Two problematic investigational drug name abbreviations were also reported this past week. "PZA" is being used as an abbreviation for pyrazoloacridine (available in 500 mg vials), a drug employed in several NIH-sponsored cancer protocols. However, this abbreviation is also frequently used for the antituberculous agent pyrazinamide (available in 500 mg tablets). We also heard about "CPX," an investigational drug now being tested in cystic fibrosis. This sounds much like "CTX," an abbreviation often used for the chemotherapy agent Cytoxan®(cyclophosphamide).

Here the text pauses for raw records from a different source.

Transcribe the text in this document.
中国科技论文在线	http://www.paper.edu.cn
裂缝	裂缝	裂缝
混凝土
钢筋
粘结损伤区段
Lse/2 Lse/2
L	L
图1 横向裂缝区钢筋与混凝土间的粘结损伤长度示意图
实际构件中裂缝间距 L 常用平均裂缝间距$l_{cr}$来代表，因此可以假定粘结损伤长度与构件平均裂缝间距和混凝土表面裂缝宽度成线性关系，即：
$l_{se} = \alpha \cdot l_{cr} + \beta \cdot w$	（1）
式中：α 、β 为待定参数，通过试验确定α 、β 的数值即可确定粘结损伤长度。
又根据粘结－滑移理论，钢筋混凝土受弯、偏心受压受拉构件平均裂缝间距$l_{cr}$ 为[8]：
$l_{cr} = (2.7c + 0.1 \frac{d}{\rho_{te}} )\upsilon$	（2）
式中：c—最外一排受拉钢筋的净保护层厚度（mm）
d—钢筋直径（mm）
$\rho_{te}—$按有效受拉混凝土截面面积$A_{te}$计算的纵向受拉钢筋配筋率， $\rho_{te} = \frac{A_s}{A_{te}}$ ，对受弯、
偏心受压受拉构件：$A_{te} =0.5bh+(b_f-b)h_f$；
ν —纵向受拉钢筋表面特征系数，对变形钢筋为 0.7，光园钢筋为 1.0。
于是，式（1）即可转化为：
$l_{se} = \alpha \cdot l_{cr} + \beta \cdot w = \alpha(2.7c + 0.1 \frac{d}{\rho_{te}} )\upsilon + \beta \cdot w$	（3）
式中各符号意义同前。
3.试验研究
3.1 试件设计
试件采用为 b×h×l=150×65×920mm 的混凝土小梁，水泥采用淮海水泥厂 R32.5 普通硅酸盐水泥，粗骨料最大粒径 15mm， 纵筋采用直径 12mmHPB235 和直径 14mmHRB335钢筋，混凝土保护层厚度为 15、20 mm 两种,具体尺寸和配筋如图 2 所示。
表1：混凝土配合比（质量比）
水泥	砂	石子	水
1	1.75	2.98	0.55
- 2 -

SAFE PRACTICE RECOMMENDATION: It is critical that chemotherapy treatment recommendations be communicated in writing (print). Verbal orders are not safe and should not be allowed. Considering the critical nature of cancer chemotherapy, it's surprising that anyone would take risks with misunderstanding abbreviations and acronyms. Even though some of the names of chemotherapy agents are long and cumbersome, for patient safety, the full names should be written out in orders. The problem is that clinical studies with new agents frequently begin before a generic name or brand name has been assigned. Thus, abbreviations, and sometimes code numbers, are used for reference. These abbreviations often become accepted in the research community and are then used in journal publications or by speakers at professional meetings. By the time a brand or generic name is assigned, the abbreviation or code number may be so well known that it sticks. For example, many people still refer to Prograf® (tacrolimus) as FK 506. Calling an investigational drug by the same or similar abbreviation as an already established drug is especially dangerous. We are recommending that NIH and other investigators stop using the abbreviation PZA for pyrazoloacridine. SciClone Pharmaceuticals told us last week that a brand name will be available for CPX by the time it enters Phase III, but since the drug is now in Phase I, we've requested that they speed up the naming process.